Madrid, 1985. Su libro más reciente es Las maravillas (Anagrama, 2020).
A la fábrica le creció de repente un brazo o una nariz. A Isabel no le extrañó: ella misma había alimentado al edificio con su sangre, algún rasguño en la cadena de montaje o su menstruación en el baño de empleadas; también allí la orina o la mierda, algunas lágrimas, el sudor por la estación o por la fiebre. Si multiplicaba sus residuos por los del resto de trabajadoras con las que coincidió, con las de antes y con las de después, y por los de sus compañeros, y por los de los viajantes y los comerciales que subían al tercer nivel y los ejecutivos que subían al cuarto y los mensajeros que pedían la llave del váter —por favor— al conserje; si lo sumaba todo, qué natural entonces un brazo o una nariz brotándole a la fábrica. Pero las cifras se le resistían, por eso dejó pronto el instituto, así que quizá sus cálculos —una gotita más o menos— fallasen.

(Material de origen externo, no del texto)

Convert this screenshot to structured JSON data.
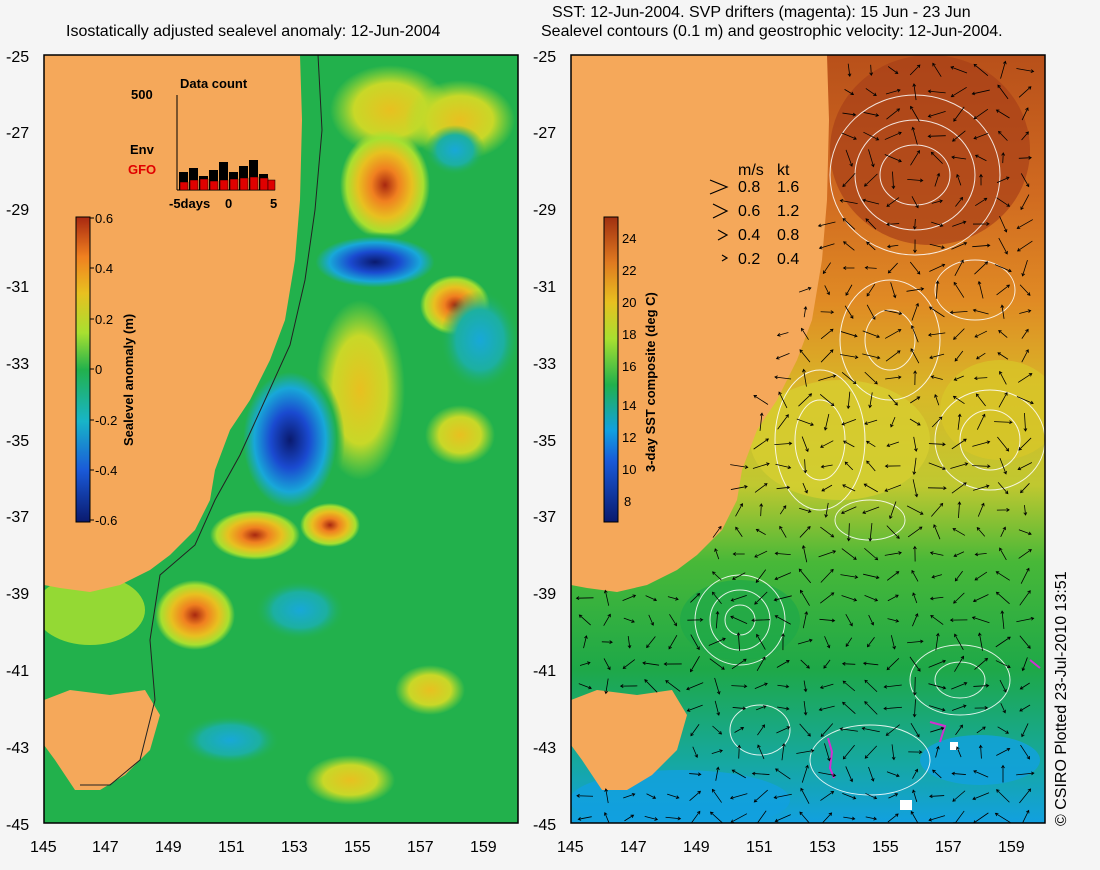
{
  "left_panel": {
    "title": "Isostatically adjusted sealevel anomaly: 12-Jun-2004",
    "colorbar": {
      "label": "Sealevel anomaly (m)",
      "ticks": [
        "0.6",
        "0.4",
        "0.2",
        "0",
        "-0.2",
        "-0.4",
        "-0.6"
      ]
    },
    "data_count": {
      "title": "Data count",
      "ymax_label": "500",
      "series": [
        "Env",
        "GFO"
      ],
      "x_ticks": [
        "-5days",
        "0",
        "5"
      ]
    }
  },
  "right_panel": {
    "title_line1": "SST: 12-Jun-2004. SVP drifters (magenta): 15 Jun - 23 Jun",
    "title_line2": "Sealevel contours (0.1 m) and geostrophic velocity: 12-Jun-2004.",
    "colorbar": {
      "label": "3-day SST composite (deg C)",
      "ticks": [
        "24",
        "22",
        "20",
        "18",
        "16",
        "14",
        "12",
        "10",
        "8"
      ]
    },
    "velocity_legend": {
      "headers": [
        "m/s",
        "kt"
      ],
      "rows": [
        [
          "0.8",
          "1.6"
        ],
        [
          "0.6",
          "1.2"
        ],
        [
          "0.4",
          "0.8"
        ],
        [
          "0.2",
          "0.4"
        ]
      ]
    }
  },
  "axes": {
    "y_ticks": [
      "-25",
      "-27",
      "-29",
      "-31",
      "-33",
      "-35",
      "-37",
      "-39",
      "-41",
      "-43",
      "-45"
    ],
    "x_ticks": [
      "145",
      "147",
      "149",
      "151",
      "153",
      "155",
      "157",
      "159"
    ]
  },
  "credit": "© CSIRO Plotted 23-Jul-2010 13:51",
  "colors": {
    "land": "#f5a85a",
    "ocean_green": "#22b14c",
    "anomaly_low": "#0a1a6e",
    "anomaly_high": "#b42d10",
    "sst_warm": "#c86420",
    "sst_cold": "#12a0e0"
  }
}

Miraba el edificio de la fábrica a lo lejos, también creciendo de repente: en el llano que retomaba la ciudad el ladrillo de la construcción inicial, de un rojo desteñido por la lluvia y el sol los dos niveles bajos —los de las máquinas, la cadena de montaje—; más despierto —por reciente— el de las plantas para administración y dirección, y en metal las naves añadidas para el almacén, los camiones y la entrega de pedidos, el comedor del personal. Casi siempre así, con todo: se parte de algo, y luego más, y luego más, según algo deba resolverse o encauzarse, sin plantearse si servirá o entorpecerá en otro momento. Ahora estaba la fábrica y estaba la ciudad, primero lo segundo: los chamizos antes que las casas, después las casas, después la plaza, algunas calles, la fábrica, algunos edificios, más edificios para que vivieran quienes trabajaban en la fábrica, algunos negocios para cubrir sus necesidades —las de la fábrica, las de quienes trabajaban allí—, la ciudad ya asemejándose a la de Isabel.

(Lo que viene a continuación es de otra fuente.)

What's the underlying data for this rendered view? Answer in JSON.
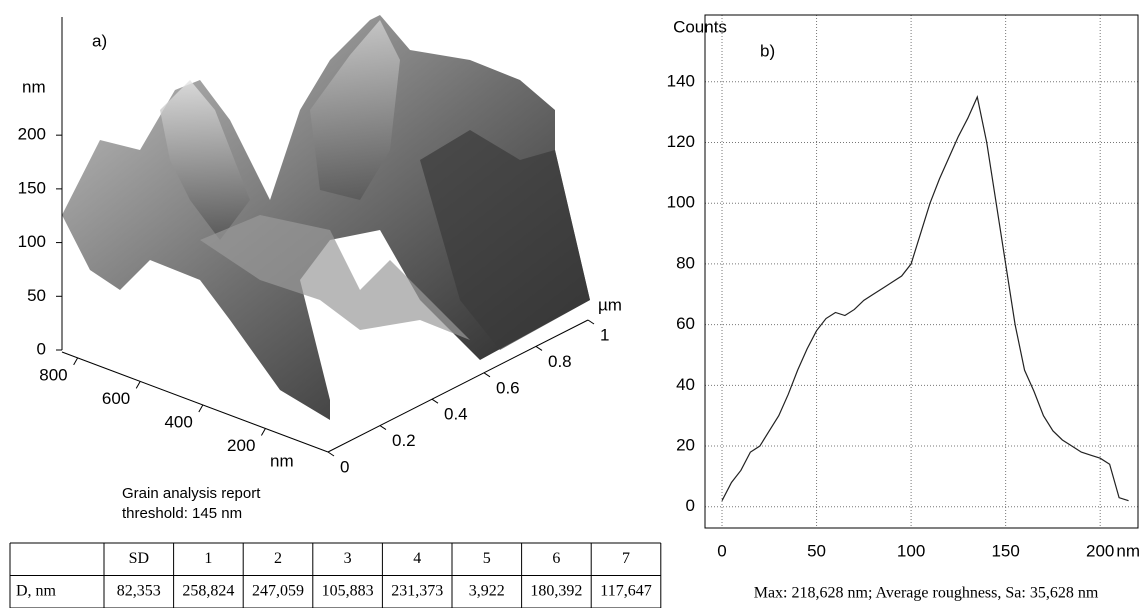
{
  "chart_data": [
    {
      "type": "surface3d",
      "label": "a)",
      "zlabel": "nm",
      "zlim": [
        0,
        310
      ],
      "zticks": [
        0,
        50,
        100,
        150,
        200
      ],
      "xlabel": "nm",
      "xlim": [
        0,
        850
      ],
      "xticks": [
        800,
        600,
        400,
        200
      ],
      "ylabel": "µm",
      "ylim": [
        0,
        1
      ],
      "yticks": [
        0,
        0.2,
        0.4,
        0.6,
        0.8,
        1
      ]
    },
    {
      "type": "line",
      "label": "b)",
      "ylabel": "Counts",
      "xlabel": "nm",
      "color": "#222222",
      "grid": true,
      "x": [
        0,
        5,
        10,
        15,
        20,
        25,
        30,
        35,
        40,
        45,
        50,
        55,
        60,
        65,
        70,
        75,
        80,
        85,
        90,
        95,
        100,
        105,
        110,
        115,
        120,
        125,
        130,
        135,
        140,
        145,
        150,
        155,
        160,
        165,
        170,
        175,
        180,
        185,
        190,
        195,
        200,
        205,
        210,
        215
      ],
      "values": [
        2,
        8,
        12,
        18,
        20,
        25,
        30,
        37,
        45,
        52,
        58,
        62,
        64,
        63,
        65,
        68,
        70,
        72,
        74,
        76,
        80,
        90,
        100,
        108,
        115,
        122,
        128,
        135,
        120,
        100,
        80,
        60,
        45,
        38,
        30,
        25,
        22,
        20,
        18,
        17,
        16,
        14,
        3,
        2
      ],
      "xlim": [
        -9,
        220
      ],
      "xticks": [
        0,
        50,
        100,
        150,
        200
      ],
      "ylim": [
        -7,
        162
      ],
      "yticks": [
        0,
        20,
        40,
        60,
        80,
        100,
        120,
        140
      ]
    }
  ],
  "report": {
    "title": "Grain analysis report",
    "threshold": "threshold: 145 nm"
  },
  "table": {
    "columns": [
      "SD",
      "1",
      "2",
      "3",
      "4",
      "5",
      "6",
      "7"
    ],
    "row": {
      "label": "D, nm",
      "values": [
        "82,353",
        "258,824",
        "247,059",
        "105,883",
        "231,373",
        "3,922",
        "180,392",
        "117,647"
      ]
    }
  },
  "caption": "Max: 218,628 nm;   Average roughness, Sa: 35,628 nm"
}
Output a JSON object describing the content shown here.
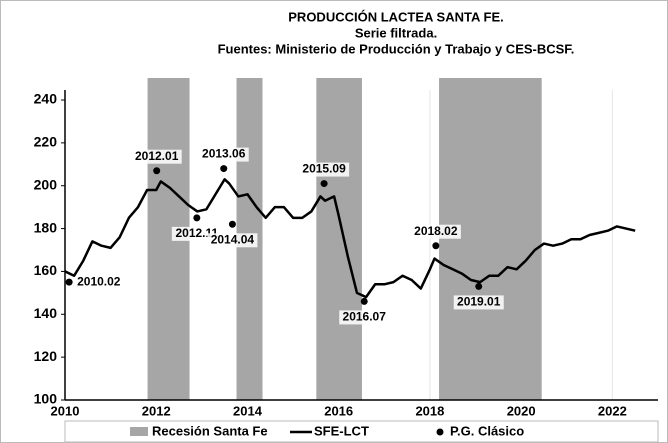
{
  "chart_data": {
    "type": "line",
    "title": "PRODUCCIÓN LACTEA SANTA FE.",
    "subtitle": "Serie filtrada.",
    "source": "Fuentes: Ministerio de Producción y Trabajo y CES-BCSF.",
    "xlim": [
      2010,
      2023
    ],
    "xticks": [
      2010,
      2012,
      2014,
      2016,
      2018,
      2020,
      2022
    ],
    "ylim": [
      100,
      240
    ],
    "yticks": [
      100,
      120,
      140,
      160,
      180,
      200,
      220,
      240
    ],
    "bands": {
      "name": "Recesión Santa Fe",
      "color": "#a6a6a6",
      "ranges": [
        [
          2011.81,
          2012.73
        ],
        [
          2013.76,
          2014.33
        ],
        [
          2015.51,
          2016.51
        ],
        [
          2018.2,
          2020.45
        ]
      ]
    },
    "series": [
      {
        "name": "SFE-LCT",
        "color": "#000000",
        "x": [
          2010.0,
          2010.2,
          2010.4,
          2010.6,
          2010.8,
          2011.0,
          2011.2,
          2011.4,
          2011.6,
          2011.8,
          2012.0,
          2012.1,
          2012.3,
          2012.5,
          2012.7,
          2012.9,
          2013.1,
          2013.3,
          2013.5,
          2013.6,
          2013.8,
          2014.0,
          2014.2,
          2014.4,
          2014.6,
          2014.8,
          2015.0,
          2015.2,
          2015.4,
          2015.6,
          2015.7,
          2015.9,
          2016.0,
          2016.2,
          2016.4,
          2016.6,
          2016.8,
          2017.0,
          2017.2,
          2017.4,
          2017.6,
          2017.8,
          2018.0,
          2018.1,
          2018.3,
          2018.5,
          2018.7,
          2018.9,
          2019.1,
          2019.3,
          2019.5,
          2019.7,
          2019.9,
          2020.1,
          2020.3,
          2020.5,
          2020.7,
          2020.9,
          2021.1,
          2021.3,
          2021.5,
          2021.7,
          2021.9,
          2022.1,
          2022.3,
          2022.5
        ],
        "values": [
          160,
          158,
          165,
          174,
          172,
          171,
          176,
          185,
          190,
          198,
          198,
          202,
          199,
          195,
          191,
          188,
          189,
          196,
          203,
          201,
          195,
          196,
          190,
          185,
          190,
          190,
          185,
          185,
          188,
          195,
          193,
          195,
          186,
          167,
          150,
          148,
          154,
          154,
          155,
          158,
          156,
          152,
          161,
          166,
          163,
          161,
          159,
          156,
          155,
          158,
          158,
          162,
          161,
          165,
          170,
          173,
          172,
          173,
          175,
          175,
          177,
          178,
          179,
          181,
          180,
          179
        ]
      }
    ],
    "points": {
      "name": "P.G. Clásico",
      "color": "#000000",
      "x": [
        2010.09,
        2012.01,
        2012.89,
        2013.48,
        2013.67,
        2015.68,
        2016.56,
        2018.13,
        2019.07
      ],
      "values": [
        155,
        207,
        185,
        208,
        182,
        201,
        146,
        172,
        153
      ],
      "labels": [
        "2010.02",
        "2012.01",
        "2012.11",
        "2013.06",
        "2014.04",
        "2015.09",
        "2016.07",
        "2018.02",
        "2019.01"
      ]
    }
  }
}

Así notó los cambios en la fábrica. Una mañana distinguió un camión sin el tono corporativo de la empresa. Ni el gris sobre blanco del logotipo antiguo, ni el naranja que transmitía frescura: un azul oscurísimo. El camión se acercaba a la fábrica incorporado ya el segundo turno de empleados, cuando el primero —el de la noche— habría recorrido la distancia hacia la ciudad. No aparcó en el lateral de distribución, para entregar o recoger, sino en el contrario: aquel que mostraba el horizonte, rompiendo las montañas, antes la otra ciudad, entre tanto carreteras y tierra ocre. Distinguió también unas figuras que abrieron la caja del camión, y distinguió cómo salían de la caja más figuras, y extraían tubos y placas de metal. Las figuras se organizaron, unas entregaban las piezas a las otras, otras las hundían en la tierra, ajustaban los tubos de amarre al interior del edificio. Levantaron el andamio en pocas horas, desde el suelo hasta el cuarto nivel, antes de que el segundo turno diese paso al tercero.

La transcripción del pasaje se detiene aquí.